Medicare special needs plans were added to the private health plan side of Medicare under the 2003 Medicare overhaul law (PL 108-173) and account for much of the surge in overall Medicare Advantage enrollment since then. Created to improve the quality and efficiency of care for Medicare's sickest and poorest enrollees, the plans haven't convinced some policy analysts that they are developing real expertise in managing care for Medicare's neediest enrollees in spite of the higher payment rates they receive.

In Medicare legislation (S 2499) President Bush signed into law in December, the plans, also known as SNPs, face a moratorium.
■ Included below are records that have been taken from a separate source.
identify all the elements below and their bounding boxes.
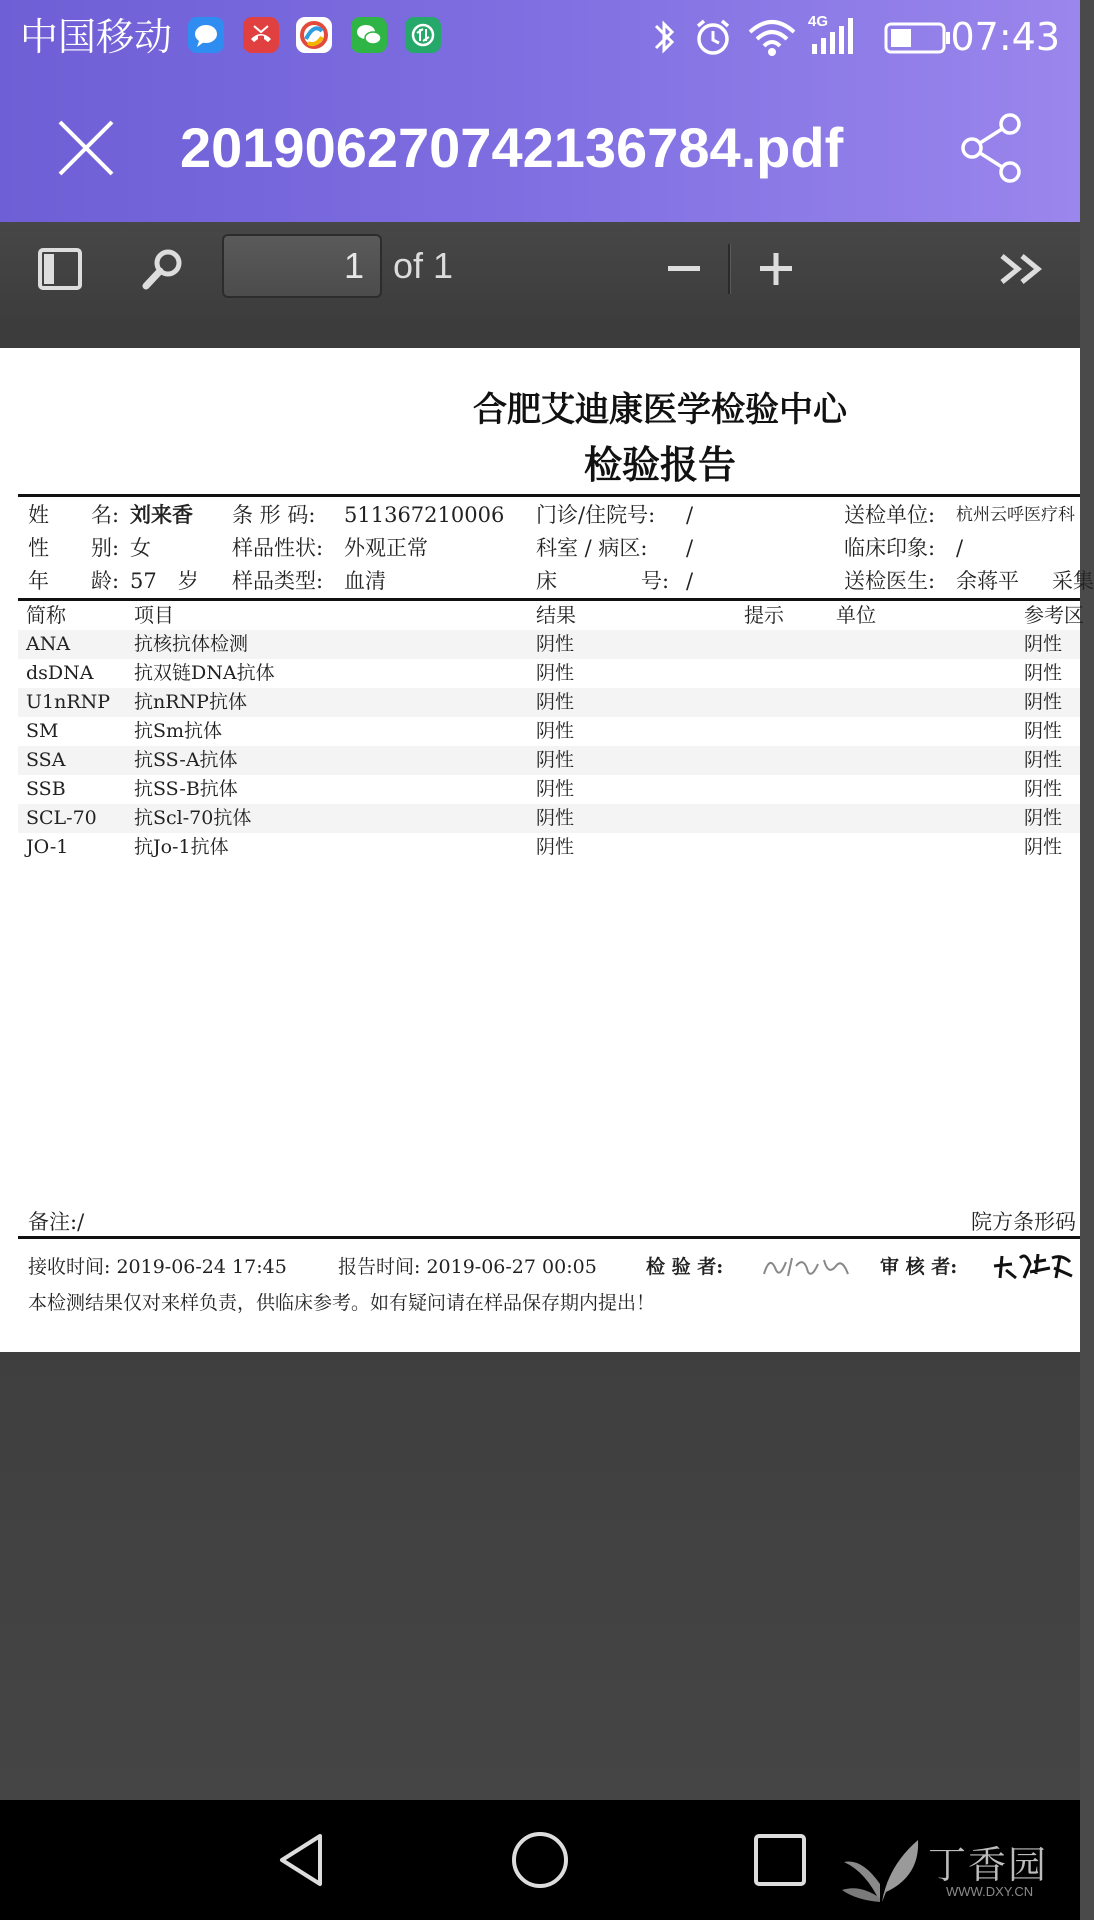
home-button[interactable] — [510, 1830, 570, 1890]
doctor-value: 余蒋平 — [956, 569, 1019, 593]
report-times-row — [0, 1250, 1080, 1284]
table-row — [18, 688, 1080, 717]
remark: 备注:/ — [28, 1210, 85, 1234]
watermark-brand: 丁香园 — [928, 1843, 1049, 1887]
row-reference: 阴性 — [1024, 691, 1063, 713]
more-tools-button[interactable] — [996, 244, 1048, 294]
row-result: 阴性 — [536, 633, 575, 655]
row-reference: 阴性 — [1024, 778, 1063, 800]
sample-state-value: 外观正常 — [344, 536, 428, 560]
table-row — [18, 833, 1080, 862]
title-bar — [0, 74, 1080, 222]
row-item: 抗Scl-70抗体 — [134, 807, 252, 829]
row-result: 阴性 — [536, 836, 575, 858]
toolbar-divider — [728, 244, 730, 294]
disclaimer: 本检测结果仅对来样负责，供临床参考。如有疑问请在样品保存期内提出！ — [28, 1292, 656, 1314]
row-item: 抗nRNP抗体 — [134, 691, 247, 713]
plus-icon — [756, 244, 798, 294]
row-result: 阴性 — [536, 691, 575, 713]
table-row — [18, 630, 1080, 659]
row-reference: 阴性 — [1024, 836, 1063, 858]
viewer-gap — [0, 322, 1080, 348]
table-header — [0, 600, 1084, 630]
recents-button[interactable] — [750, 1830, 810, 1890]
row-result: 阴性 — [536, 807, 575, 829]
network-type-label: 4G — [808, 13, 829, 30]
row-item: 抗核抗体检测 — [134, 633, 249, 655]
col-reference: 参考区 — [1024, 603, 1084, 627]
gender-value: 女 — [130, 536, 151, 560]
sample-type-label: 样品类型: — [232, 569, 324, 593]
browser-app-icon — [296, 17, 332, 53]
patient-info-row-3 — [0, 564, 1094, 598]
clinical-value: / — [956, 536, 964, 560]
row-result: 阴性 — [536, 720, 575, 742]
back-button[interactable] — [272, 1830, 332, 1890]
table-row — [18, 804, 1080, 833]
age-label: 年 龄: — [28, 569, 120, 593]
row-item: 抗SS-A抗体 — [134, 749, 238, 771]
row-abbr: SSA — [26, 749, 66, 771]
file-title: 20190627074213678​4.pdf — [180, 116, 844, 179]
row-abbr: U1nRNP — [26, 691, 111, 713]
tester-signature — [758, 1248, 858, 1284]
battery-icon — [884, 12, 952, 62]
row-item: 抗Sm抗体 — [134, 720, 223, 742]
row-abbr: dsDNA — [26, 662, 94, 684]
name-label: 姓 名: — [28, 503, 120, 527]
share-button[interactable] — [958, 110, 1030, 186]
page-number-input[interactable]: 1 — [222, 234, 382, 298]
table-row — [18, 775, 1080, 804]
alarm-icon — [690, 12, 736, 62]
received-time: 接收时间: 2019-06-24 17:45 — [28, 1256, 287, 1278]
row-reference: 阴性 — [1024, 662, 1063, 684]
signal-icon — [806, 12, 862, 62]
wechat-icon — [351, 17, 387, 53]
viewer-background — [0, 1352, 1080, 1800]
col-item: 项目 — [134, 603, 174, 627]
sender-unit-value: 杭州云呼医疗科 — [956, 505, 1075, 525]
close-button[interactable] — [50, 112, 122, 184]
share-icon — [958, 110, 1030, 186]
app-icon — [405, 17, 441, 53]
search-button[interactable] — [138, 244, 188, 294]
row-abbr: SM — [26, 720, 59, 742]
watermark — [836, 1832, 1066, 1912]
outpatient-value: / — [686, 503, 694, 527]
minus-icon — [664, 244, 706, 294]
reviewer-label: 审 核 者: — [880, 1256, 958, 1278]
row-item: 抗双链DNA抗体 — [134, 662, 275, 684]
clock: 07:43 — [950, 15, 1060, 59]
barcode-value: 511367210006 — [344, 503, 505, 527]
leaf-logo-icon — [836, 1832, 926, 1912]
recents-square-icon — [750, 1830, 810, 1890]
row-abbr: ANA — [26, 633, 71, 655]
outpatient-label: 门诊/住院号: — [536, 503, 656, 527]
pdf-page — [0, 348, 1094, 1352]
row-item: 抗Jo-1抗体 — [134, 836, 229, 858]
organization-title: 合肥艾迪康医学检验中心 — [473, 390, 847, 430]
patient-info-row-1 — [0, 498, 1080, 532]
missed-call-icon — [243, 17, 279, 53]
status-bar — [0, 0, 1080, 74]
sample-type-value: 血清 — [344, 569, 386, 593]
row-reference: 阴性 — [1024, 720, 1063, 742]
row-result: 阴性 — [536, 662, 575, 684]
table-row — [18, 746, 1080, 775]
report-time: 报告时间: 2019-06-27 00:05 — [338, 1256, 597, 1278]
name-value: 刘来香 — [130, 502, 193, 527]
sidebar-toggle-button[interactable] — [36, 244, 84, 294]
barcode-label: 条 形 码: — [232, 503, 316, 527]
zoom-out-button[interactable] — [664, 244, 706, 294]
hospital-barcode-label: 院方条形码 — [971, 1210, 1076, 1234]
sender-unit-label: 送检单位: — [844, 503, 936, 527]
row-result: 阴性 — [536, 778, 575, 800]
footer-rule — [18, 1236, 1080, 1239]
double-chevron-right-icon — [996, 244, 1048, 294]
row-abbr: SSB — [26, 778, 66, 800]
gender-label: 性 别: — [28, 536, 120, 560]
doctor-label: 送检医生: — [844, 569, 936, 593]
bed-value: / — [686, 569, 694, 593]
col-unit: 单位 — [836, 603, 876, 627]
row-abbr: JO-1 — [26, 836, 69, 858]
row-reference: 阴性 — [1024, 633, 1063, 655]
collect-label: 采集 — [1052, 569, 1094, 593]
top-bar — [0, 0, 1080, 222]
dept-label: 科室 / 病区: — [536, 536, 648, 560]
page-count-label: of 1 — [393, 245, 454, 286]
row-abbr: SCL-70 — [26, 807, 97, 829]
wifi-icon — [746, 12, 798, 62]
age-value: 57 岁 — [130, 569, 199, 593]
row-result: 阴性 — [536, 749, 575, 771]
message-icon — [188, 17, 224, 53]
row-reference: 阴性 — [1024, 807, 1063, 829]
bluetooth-icon — [646, 12, 682, 62]
zoom-in-button[interactable] — [756, 244, 798, 294]
row-reference: 阴性 — [1024, 749, 1063, 771]
dept-value: / — [686, 536, 694, 560]
sidebar-icon — [36, 244, 84, 294]
carrier-label: 中国移动 — [20, 15, 173, 59]
close-icon — [50, 112, 122, 184]
bed-label: 床 号: — [536, 569, 670, 593]
tester-label: 检 验 者: — [646, 1256, 724, 1278]
watermark-url: WWW.DXY.CN — [946, 1884, 1034, 1899]
table-row — [18, 717, 1080, 746]
col-hint: 提示 — [744, 603, 784, 627]
home-circle-icon — [510, 1830, 570, 1890]
col-abbr: 简称 — [26, 603, 66, 627]
sample-state-label: 样品性状: — [232, 536, 324, 560]
report-title: 检验报告 — [583, 442, 736, 487]
row-item: 抗SS-B抗体 — [134, 778, 238, 800]
col-result: 结果 — [536, 603, 576, 627]
clinical-label: 临床印象: — [844, 536, 936, 560]
back-triangle-icon — [272, 1830, 332, 1890]
patient-info-row-2 — [0, 531, 1080, 565]
header-rule — [18, 494, 1080, 497]
table-row — [18, 659, 1080, 688]
reviewer-signature — [990, 1248, 1076, 1284]
search-icon — [138, 244, 188, 294]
The agreement bars the plans from expanding their service areas through Dec. 31, 2009, and prevents new special needs plans from entering the program until that time. As of 2007, more than 470 SNPs were operating in the Medicare program, serving more than one million enrollees, and more than 760 SNPs will be available in 2008, according to the Centers for Medicare and Medicaid Services. Proponents of special needs plans are hoping to get those restrictions lifted in Medicare legislation now being developed on Capitol Hill.

The plans serve "dual eligibles"—Medicare beneficiaries who qualify for both Medicare and Medicaid—Medicare beneficiaries with severe or disabling chronic conditions, and Medicare beneficiaries who live in nursing homes and other long-term care settings. Additional services the plans provide include dental and vision and benefits, reduced cost-sharing for prescription drugs, tailored case management, and other specialized services, according to America's Health Insurance Plans, a trade group representing health insurers.

At its December meeting, the Medicare Payment Advisory Commission approved several recommendations regarding SNPs, including that Congress extend the authority to limit SNP enrollment, now set to expire in December 2008, and that Congress should require the secretary of the Department of Health and Human Services to establish additional tailored performance measures for the plans and evaluate their performance on those measures every three years.